No, la stella avrebbe vegliato su di loro.
Un
sorriso amaro gli si dipinse sulle labbra. Quanta innocenza aveva perso in quei
tredici anni.
Aveva
smesso di credere che le stelle potessero esaudire desideri, o addirittura
proteggere persone.
Eppure quando ne vide una si ritrovò catapultato indietro, ancora una volta, a
quella notte in Colorado.
‘Ti prego, fai che trovi un modo per salvare Dean. Dovessi anche vendere la mia
anima al diavolo.’ Congiunse le mani a mo’ di preghiera, concentrandosi
ardentemente su quel desiderio.
D’altro canto il diavolo avrebbe fatto carte false per avere la sua anima,
quindi era uno scambio equo, no?
Anche se quello stupido di Dean sarebbe stato capace di barattare la sua
anima con il demonio per riavere Sam indietro, vanificando così i suoi sforzi.
Non l’avrebbe neanche sfiorato l’idea che lui non avrebbe saputo che farsene di
una vita senza il fratello maggiore, dal momento che era chiaro ormai che alla
normalità non si poteva tornare.
E nemmeno era certo di averla mai voluta. Voleva solo staccare quel cordone
ombelicale che lo legava inesorabilmente a Dean, camminare nel mondo con le sue
gambe, vivere una vita che non fosse fatta di sole tre persone ed una macchina
piena zeppa di armi nel bagagliaio.
Indubbiamente non aveva creduto per un solo attimo che quell’esistenza potesse essere più “sicura”. Bastava leggere il titolo di
qualsiasi giornale per rendersi conto che c’erano tanti esseri umani più
sanguinosi e perversi di qualsiasi creatura avesse
cacciato in tutti quegli anni.
Però stava vivendo la sua vita, non
quella che altri avevano deciso per lui, e questo gli era bastato.

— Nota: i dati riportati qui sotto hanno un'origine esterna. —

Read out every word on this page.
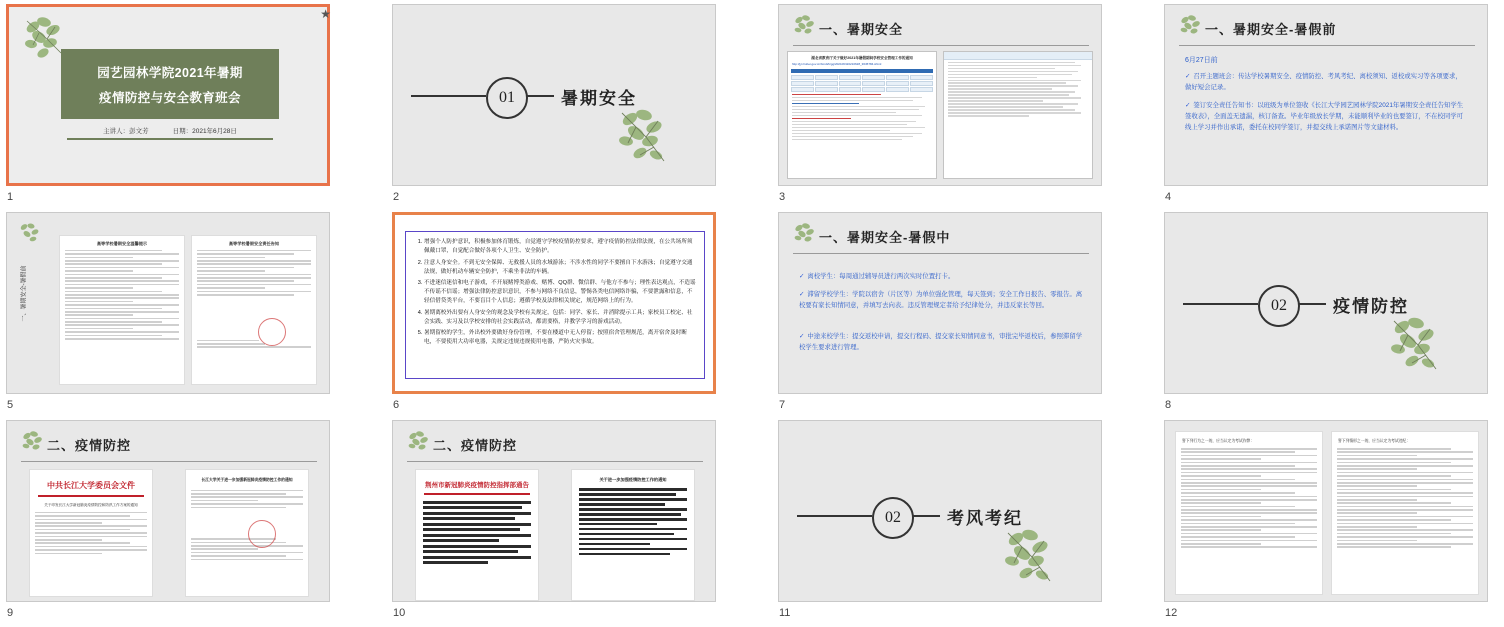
园艺园林学院2021年暑期
疫情防控与安全教育班会
主讲人：彭文芳	日期：2021年6月28日
1
★
01	暑期安全
2
一、暑期安全
湖北省教育厅关于做好2021年暑假期间学校安全管理工作的通知
http://jyt.hubei.gov.cn/bmdt/tzgg/202106/t20210628_3645784.shtml
3
一、暑期安全-暑假前
6月27日前
✓ 召开主题班会：传达学校暑期安全、疫情防控、考风考纪、离校须知、返校或实习等各项要求，做好短会记录。
✓ 签订安全责任告知书：以班级为单位签收《长江大学园艺园林学院2021年暑期安全责任告知学生签收表》，全面盖无遗漏，核订备查。毕业年级放长学期，未能顺利毕业的也要签订，不在校同学可线上学习并作出承诺，委托在校同学签订，并提交线上承诺图片等文建材料。
4
一、暑期安全-暑假前
高等学校暑期安全温馨提示	高等学校暑假安全责任告知
5
1. 增强个人防护意识，积极参加体育锻炼，自觉遵守学校疫情防控要求，遵守疫情防控法律法规，在公共场所须佩戴口罩，自觉配合做好各项个人卫生、安全防护。
2. 注意人身安全。不到无安全保障、无救援人员的水域游泳；不涉水性的同学不要擅自下水游泳；自觉遵守交通法规，做好机动车辆安全防护，不乘坐非法的车辆。
3. 不进迷信迷信和电子游戏，不开展赌博类游戏、赌博、QQ群、微信群、与他方不参与；理性表达观点，不造谣不传谣不信谣；增强法律防控意识意识，不参与网络不良信息，警惕各类电信网络诈骗，不要泄露和信息，不轻信借贷类平台，不要盲目个人信息；遵循学校及法律相关规定，规范网络上的行为。
4. 暑期离校外出要有人身安全的观念及学校有关规定，包括：同学、家长、并消除提示工具；家校员工校定、社会实践、实习及以学校安排的社会实践活动，都需要格，并教学学习的游戏活动。
5. 暑期留校的学生，外出校外要做好身份管理，不要在楼道中无人停留；按照宿舍管理规范，离开宿舍及时断电，不要使用大功率电器，关规定违规违规使用电器，严防火灾事故。
6
一、暑期安全-暑假中
✓ 离校学生：每周通过辅导员进行两次实时位置打卡。
✓ 滞留学校学生：学院以宿舍（片区等）为单位强化管理，每天签到；安全工作日报告、零报告。离校要有家长知情同意，并填写去向表。违反管理规定者给予纪律处分，并违反家长等回。
✓ 中途来校学生：提交返校申请，提交行程码、提交家长知情同意书，审批完毕返校后，参照滞留学校学生要求进行管理。
7
02	疫情防控
8
二、疫情防控
中共长江大学委员会文件
关于印发长江大学新冠肺炎疫情防控和防汛工作方案的通知
长江大学关于进一步加强新冠肺炎疫情防控工作的通知
9
二、疫情防控
荆州市新冠肺炎疫情防控指挥部通告
关于进一步加强疫情防控工作的通知
10
02	考风考纪
11
誓下列行为之一的，应当认定为考试作弊：	誓下列情形之一的，应当认定为考试违纪：
12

Aveva anche cominciato ad illudersi che in fondo l’attaccamento
verso la sua famiglia stesse scemando, che pur volendo loro ancora bene
non avrebbe messo in discussione la sua scelta, che potesse vivere benissimo
anche sentendoli una volta l’anno, o non avendo affatto loro notizie.
Mentiva
a se stesso, e lo sapeva benissimo.
Gli
era stato chiaro la sera stessa che erano tornati da Jericho: quel legame non
poteva essere reciso.
Nemmeno se fosse emigrato dall’altra parte dell’oceano, nascosto in qualche
anonimo paesino dell’Olanda. Sarebbe
sempre stato lì, nel suo stesso sangue.
Sangue che ora ribolliva all’idea di vedersi strappato un pezzo di cuore.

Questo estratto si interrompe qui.